Pour moi c’était ouvrir une librairie engagée qui m’intéressait, pas militante car ce n’est pas le terme que j’emploie pour ce projet là, mais une librairie engagée. Une librairie, c’est toujours un vieux rêve pour plein de monde. Chaque fois que j’allais dans une ville étrangère, je cherchais la librairie, et il y avait toujours en plus des annonces sur ce qu’il se passait dans la ville, sentir le pouls de la ville… J’ai donc continué a travailler à mi-temps mais cela devenait compliqué. Puis Anne Marie (avec qui je travaillais dans l’édition) à décidée de prendre un distributeur et ça s’est arrêtée.

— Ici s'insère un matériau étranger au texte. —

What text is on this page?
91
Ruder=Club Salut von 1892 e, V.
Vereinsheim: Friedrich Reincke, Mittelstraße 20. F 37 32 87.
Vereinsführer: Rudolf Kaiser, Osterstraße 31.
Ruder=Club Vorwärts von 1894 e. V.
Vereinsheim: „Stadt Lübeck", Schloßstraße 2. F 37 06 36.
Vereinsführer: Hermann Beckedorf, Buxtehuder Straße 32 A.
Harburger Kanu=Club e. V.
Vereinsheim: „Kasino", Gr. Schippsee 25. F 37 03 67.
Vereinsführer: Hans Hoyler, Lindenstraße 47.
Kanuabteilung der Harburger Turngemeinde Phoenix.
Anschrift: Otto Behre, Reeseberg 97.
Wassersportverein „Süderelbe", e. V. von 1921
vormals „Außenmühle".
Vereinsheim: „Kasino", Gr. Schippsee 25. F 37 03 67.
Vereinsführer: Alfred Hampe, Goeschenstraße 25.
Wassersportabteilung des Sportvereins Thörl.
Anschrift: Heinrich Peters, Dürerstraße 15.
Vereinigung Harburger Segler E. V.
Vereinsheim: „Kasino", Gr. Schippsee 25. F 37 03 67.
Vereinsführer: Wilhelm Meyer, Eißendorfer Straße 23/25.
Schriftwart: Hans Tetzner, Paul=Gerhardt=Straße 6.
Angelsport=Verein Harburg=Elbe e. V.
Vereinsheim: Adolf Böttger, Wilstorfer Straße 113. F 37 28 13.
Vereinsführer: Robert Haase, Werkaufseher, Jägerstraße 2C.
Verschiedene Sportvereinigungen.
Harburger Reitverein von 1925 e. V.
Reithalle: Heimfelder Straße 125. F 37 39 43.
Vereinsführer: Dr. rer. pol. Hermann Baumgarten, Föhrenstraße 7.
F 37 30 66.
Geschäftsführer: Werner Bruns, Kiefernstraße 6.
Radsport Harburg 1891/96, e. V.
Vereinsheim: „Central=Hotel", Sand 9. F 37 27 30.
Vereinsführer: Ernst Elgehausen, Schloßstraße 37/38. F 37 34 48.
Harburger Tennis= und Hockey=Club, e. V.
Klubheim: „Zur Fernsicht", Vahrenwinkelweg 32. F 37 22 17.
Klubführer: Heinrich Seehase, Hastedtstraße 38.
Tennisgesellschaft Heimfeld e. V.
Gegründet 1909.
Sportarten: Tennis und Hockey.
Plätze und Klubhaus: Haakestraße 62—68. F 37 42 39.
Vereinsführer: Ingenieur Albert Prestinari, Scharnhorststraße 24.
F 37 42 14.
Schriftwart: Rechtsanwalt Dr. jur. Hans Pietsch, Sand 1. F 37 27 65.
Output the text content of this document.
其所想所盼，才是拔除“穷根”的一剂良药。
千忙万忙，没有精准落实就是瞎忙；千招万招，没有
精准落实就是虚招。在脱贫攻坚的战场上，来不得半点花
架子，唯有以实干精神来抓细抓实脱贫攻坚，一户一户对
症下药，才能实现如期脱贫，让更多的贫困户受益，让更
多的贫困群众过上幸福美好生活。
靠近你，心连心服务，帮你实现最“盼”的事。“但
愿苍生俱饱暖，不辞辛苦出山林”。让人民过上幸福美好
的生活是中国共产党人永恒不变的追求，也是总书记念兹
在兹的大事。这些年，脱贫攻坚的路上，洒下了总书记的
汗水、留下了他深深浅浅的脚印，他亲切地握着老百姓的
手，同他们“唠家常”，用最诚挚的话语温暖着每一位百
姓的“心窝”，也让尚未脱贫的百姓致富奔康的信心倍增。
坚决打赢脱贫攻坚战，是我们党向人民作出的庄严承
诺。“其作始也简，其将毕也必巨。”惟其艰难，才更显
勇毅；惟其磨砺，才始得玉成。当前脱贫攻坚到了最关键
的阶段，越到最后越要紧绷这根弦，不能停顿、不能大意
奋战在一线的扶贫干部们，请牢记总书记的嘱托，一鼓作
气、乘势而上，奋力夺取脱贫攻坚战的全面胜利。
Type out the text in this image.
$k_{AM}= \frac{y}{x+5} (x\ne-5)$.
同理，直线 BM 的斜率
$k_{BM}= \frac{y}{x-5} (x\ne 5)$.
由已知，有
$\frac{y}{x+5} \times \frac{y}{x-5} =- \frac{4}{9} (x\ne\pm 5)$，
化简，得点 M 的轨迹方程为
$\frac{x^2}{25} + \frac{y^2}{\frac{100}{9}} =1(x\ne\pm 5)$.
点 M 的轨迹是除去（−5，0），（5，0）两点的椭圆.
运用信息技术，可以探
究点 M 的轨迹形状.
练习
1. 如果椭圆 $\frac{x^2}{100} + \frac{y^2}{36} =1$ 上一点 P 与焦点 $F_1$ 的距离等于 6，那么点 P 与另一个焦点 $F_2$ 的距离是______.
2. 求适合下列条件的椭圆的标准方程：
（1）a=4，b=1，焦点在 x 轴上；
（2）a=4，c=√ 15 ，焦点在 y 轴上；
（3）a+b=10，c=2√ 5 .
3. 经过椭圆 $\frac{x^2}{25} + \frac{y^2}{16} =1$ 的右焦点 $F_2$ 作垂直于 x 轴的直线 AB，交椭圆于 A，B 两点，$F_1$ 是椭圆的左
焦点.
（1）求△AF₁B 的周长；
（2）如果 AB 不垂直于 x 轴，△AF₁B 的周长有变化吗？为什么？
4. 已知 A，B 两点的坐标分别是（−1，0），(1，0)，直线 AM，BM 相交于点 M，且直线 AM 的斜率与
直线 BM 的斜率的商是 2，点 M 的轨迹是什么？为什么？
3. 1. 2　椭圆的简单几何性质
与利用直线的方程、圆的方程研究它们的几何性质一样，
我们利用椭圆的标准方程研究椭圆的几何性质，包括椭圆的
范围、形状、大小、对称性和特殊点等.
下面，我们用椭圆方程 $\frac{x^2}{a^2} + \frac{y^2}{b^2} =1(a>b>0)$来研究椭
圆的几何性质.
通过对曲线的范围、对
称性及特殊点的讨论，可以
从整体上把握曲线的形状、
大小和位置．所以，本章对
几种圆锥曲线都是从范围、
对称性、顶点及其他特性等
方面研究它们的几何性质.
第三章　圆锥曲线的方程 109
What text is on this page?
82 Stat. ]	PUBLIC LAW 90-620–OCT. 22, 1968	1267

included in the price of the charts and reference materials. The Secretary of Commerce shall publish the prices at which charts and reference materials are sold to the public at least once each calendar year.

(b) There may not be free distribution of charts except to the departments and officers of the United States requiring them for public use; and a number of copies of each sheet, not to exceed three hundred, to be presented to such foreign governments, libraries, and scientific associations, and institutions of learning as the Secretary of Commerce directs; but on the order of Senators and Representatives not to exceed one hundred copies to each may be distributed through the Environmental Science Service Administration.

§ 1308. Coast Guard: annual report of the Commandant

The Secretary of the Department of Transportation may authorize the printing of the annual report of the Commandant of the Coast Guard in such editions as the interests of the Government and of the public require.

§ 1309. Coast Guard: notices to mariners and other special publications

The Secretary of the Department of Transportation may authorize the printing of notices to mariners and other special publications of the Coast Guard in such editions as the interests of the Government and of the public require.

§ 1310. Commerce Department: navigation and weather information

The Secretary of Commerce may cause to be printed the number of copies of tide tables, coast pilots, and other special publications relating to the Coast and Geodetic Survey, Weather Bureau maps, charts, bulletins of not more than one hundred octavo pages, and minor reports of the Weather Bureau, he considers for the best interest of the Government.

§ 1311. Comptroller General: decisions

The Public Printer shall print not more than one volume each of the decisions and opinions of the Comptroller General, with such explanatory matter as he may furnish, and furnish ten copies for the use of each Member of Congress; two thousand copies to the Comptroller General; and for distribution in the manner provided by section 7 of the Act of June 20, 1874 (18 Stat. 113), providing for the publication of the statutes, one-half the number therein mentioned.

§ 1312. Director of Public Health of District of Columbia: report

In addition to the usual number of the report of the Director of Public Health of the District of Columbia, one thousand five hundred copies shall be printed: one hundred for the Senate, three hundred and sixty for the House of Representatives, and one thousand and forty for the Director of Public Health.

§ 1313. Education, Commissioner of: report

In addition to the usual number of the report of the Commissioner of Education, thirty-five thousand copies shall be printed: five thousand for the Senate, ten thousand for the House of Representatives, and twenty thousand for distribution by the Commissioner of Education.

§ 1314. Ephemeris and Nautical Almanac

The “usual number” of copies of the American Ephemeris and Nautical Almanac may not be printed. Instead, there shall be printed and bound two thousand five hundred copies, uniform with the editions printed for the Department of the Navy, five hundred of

Donc c’était à la fois créer ce lieu et créer mon boulot et c’était clair que de toute façon, c’était pour essayer d’en vivre.
J’avais travaillé à Lesbia, à Cineffable, et donc on a commencé à en parler, à faire savoir qu’il y avait une projet de librairie. Puis il y a eu un Forum social et une Journée pour les femmes en septembre : on a diffusé l’information sans donner l’adresse car le bail n’était pas signé. On a signé le bail le 31 décembre et le 1er janvier on commençait à nettoyer. (Cathy : Ben voilà c’est ça qu’on fête ! ) Avant, c’était déjà une librairie Santé-Bien Être, Franc-maçonnerie… On a changé les meubles, il y avait déjà la mezzanine. Tout un réseau de copines nous ont aidées. Il fallait faire vite car il fallait commencer.
La librairie, ça ne me faisait pas peur car la gestion de projet, je connaissais. Mais la compta, pas du tout. Jusques là je me disais : « Jamais je ferai ça (de la compta), jamais j’aurai ma boîte… » La gestion, c’est plus de la moitié du boulot. On a bossé comme des dingues, la première année…
Michèle : Vous vous êtes constitué un fond avec quelle aide ?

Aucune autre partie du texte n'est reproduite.